We hypothesized that postexercise rehydration using a hypotonic electrolyte solution will increase the rate of recovery of whole body hydration, and that this is associated with increased muscle glycogen and electrolyte recovery in horses. Gluteus medius biopsies and jugular venous blood were sampled from six exercise-conditioned Standardbreds on two separate occasions, at rest and for 24 h following a competitive exercise test (CET) designed to simulate the speed and endurance test of a 3-day event. After the CETs, horses were given water ad libitum, and either a hypotonic commercial electrolyte solution (electrolyte) via nasogastric tube, followed by a typical hay/grain meal, or a hay/grain meal alone (control). The CET resulted in decreased total body water and muscle glycogen concentration of 8.4 ± 0.3 liters and 22.6%, respectively, in the control treatment, and 8.2 ± 0.4 liters and 21.9% in the electrolyte treatment.
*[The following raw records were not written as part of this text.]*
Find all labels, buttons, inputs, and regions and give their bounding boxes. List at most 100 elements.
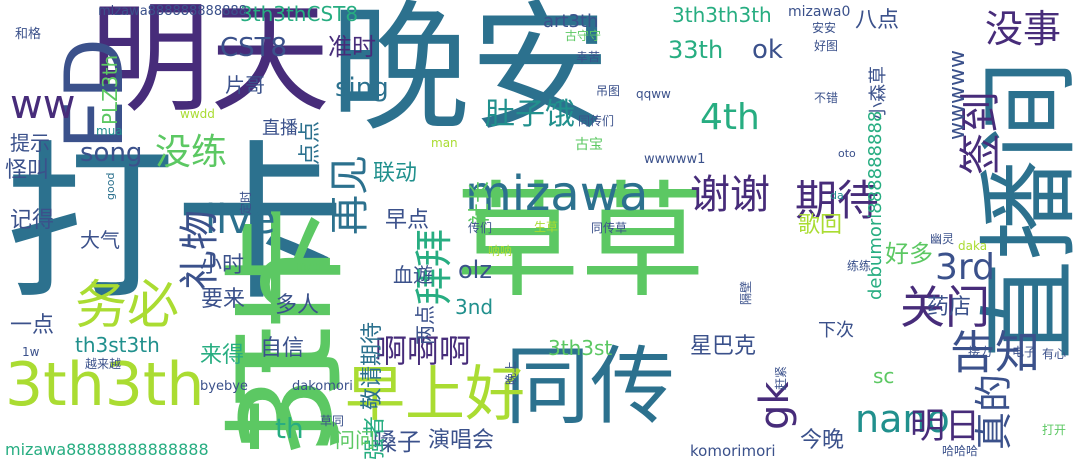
cloud-word: 早上好	[345, 360, 525, 430]
cloud-word: 3nd	[455, 295, 494, 319]
cloud-word: 记得	[10, 208, 55, 233]
cloud-word: 准时	[328, 33, 376, 61]
cloud-word: 呐呐	[488, 244, 513, 258]
cloud-word: mizawa0	[788, 4, 851, 20]
cloud-word: 吊图	[596, 84, 621, 98]
cloud-word: 问问	[335, 428, 375, 452]
cloud-word: mizawa	[465, 166, 649, 222]
cloud-word: 歌回	[798, 213, 843, 238]
cloud-word: 和格	[15, 27, 42, 42]
cloud-word: 3th3thCST8	[240, 2, 359, 26]
cloud-word: 古宝	[575, 137, 603, 153]
cloud-word: man	[431, 136, 458, 150]
cloud-word: wwdd	[180, 107, 215, 121]
cloud-word: 定时	[239, 190, 253, 215]
cloud-word: 联动	[373, 161, 418, 186]
cloud-word: 明天	[90, 0, 330, 129]
cloud-word: 赶紧	[774, 365, 788, 390]
cloud-word: CST8	[220, 33, 288, 63]
cloud-word: 告知	[950, 326, 1041, 379]
cloud-word: 来得	[200, 343, 245, 368]
cloud-word: 同传们	[578, 114, 615, 128]
cloud-word: 大气	[80, 228, 120, 252]
cloud-word: 敬请期待	[360, 321, 385, 410]
cloud-word: 啊啊啊	[375, 332, 472, 370]
cloud-word: 3rd	[935, 247, 995, 288]
cloud-word: dakomori	[292, 379, 353, 394]
cloud-word: 3th3st	[548, 336, 613, 360]
cloud-word: 传们	[468, 221, 493, 235]
cloud-word: ok	[752, 35, 783, 65]
cloud-word: 下次	[818, 320, 854, 341]
cloud-word: wwwww	[945, 50, 970, 140]
cloud-word: 明日	[910, 407, 981, 447]
cloud-word: 早点	[385, 208, 430, 233]
cloud-word: 打卡	[5, 126, 346, 324]
cloud-word: 同传草	[591, 221, 628, 235]
cloud-word: 再见	[327, 155, 373, 235]
cloud-word: PLZ3th	[98, 54, 122, 125]
cloud-word: 幽灵	[930, 232, 955, 246]
cloud-word: 安安	[812, 21, 837, 35]
cloud-word: 关门	[900, 281, 991, 334]
cloud-word: 今晚	[800, 428, 845, 453]
cloud-word: 礼物	[177, 210, 223, 290]
cloud-word: 药店	[927, 295, 972, 320]
cloud-word: mua	[96, 124, 123, 138]
cloud-word: sc	[873, 364, 895, 388]
cloud-word: th3st3th	[75, 333, 160, 357]
cloud-word: 社长	[468, 180, 493, 225]
cloud-word: ww	[10, 82, 76, 128]
cloud-word: good	[104, 172, 117, 200]
cloud-word: 晚安	[330, 0, 611, 151]
cloud-word: 接力	[968, 345, 993, 359]
cloud-word: 八点	[855, 8, 900, 33]
cloud-word: 务必	[75, 276, 180, 336]
cloud-word: 越来越	[85, 357, 122, 371]
cloud-word: oto	[838, 147, 856, 160]
cloud-word: men	[295, 259, 322, 273]
cloud-word: 小时	[200, 253, 245, 278]
cloud-word: 4th	[700, 97, 760, 138]
cloud-word: 提示	[10, 131, 50, 155]
cloud-word: qqww	[636, 87, 671, 101]
cloud-word: 幸苦	[576, 50, 601, 64]
cloud-word: 自信	[260, 336, 305, 361]
cloud-word: 点点	[298, 120, 323, 165]
cloud-word: 嗓子	[373, 428, 421, 456]
cloud-word: 多人	[275, 293, 320, 318]
cloud-word: nano	[855, 397, 950, 441]
cloud-word: 33th	[668, 36, 724, 64]
cloud-word: 血遊	[393, 263, 433, 287]
cloud-word: 古守守	[565, 29, 602, 43]
cloud-word: 好图	[814, 39, 839, 53]
cloud-word: 片哥	[225, 73, 265, 97]
cloud-word: mizawa888888888888	[98, 4, 247, 19]
cloud-word: 直播	[262, 118, 298, 139]
cloud-word: 要来	[201, 287, 246, 312]
cloud-word: olz	[458, 256, 492, 284]
cloud-word: song	[80, 138, 143, 168]
cloud-word: komorimori	[690, 442, 776, 460]
cloud-word: 好多	[885, 240, 933, 268]
cloud-word: 练练	[847, 259, 872, 273]
cloud-word: 肚子饿	[485, 97, 575, 132]
cloud-word: art3th	[543, 11, 599, 32]
cloud-word: 星巴克	[690, 334, 757, 359]
cloud-word: 真的	[972, 373, 1016, 450]
cloud-word: 1w	[22, 345, 40, 359]
cloud-word: 3th3th3th	[672, 3, 772, 27]
cloud-word: 不错	[814, 91, 839, 105]
cloud-word: 生草	[534, 220, 559, 234]
cloud-word: mizawa88888888888888	[5, 440, 209, 459]
cloud-word: daka	[958, 239, 988, 253]
cloud-word: 3th3th	[5, 350, 205, 420]
cloud-word: 谢谢	[690, 172, 770, 218]
cloud-word: 草草	[455, 170, 705, 315]
cloud-word: 没事	[985, 7, 1062, 51]
cloud-word: 怪叫	[5, 158, 50, 183]
cloud-word: 期待	[795, 176, 880, 225]
cloud-word: 电子	[1012, 345, 1037, 359]
cloud-word: sing	[335, 73, 389, 103]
Electrolyte resulted in an enhanced rate of muscle glycogen resynthesis and faster restoration of hydration (as evidenced by faster recovery of plasma protein concentration, maintenance of plasma osmolality, and greater muscle intracellular fluid volume) during the recovery period compared with control. There were no differences in muscle Na, K, Cl, or Mg contents between the two treatments. It is concluded that oral administration of a hypotonic electrolyte solution after prolonged moderate-intensity exercise enhanced the rate of muscle glycogen resynthesis during the recovery period compared with control. It is speculated that postexercise dehydration may be one key contributor to the slow muscle glycogen replenishment in horses.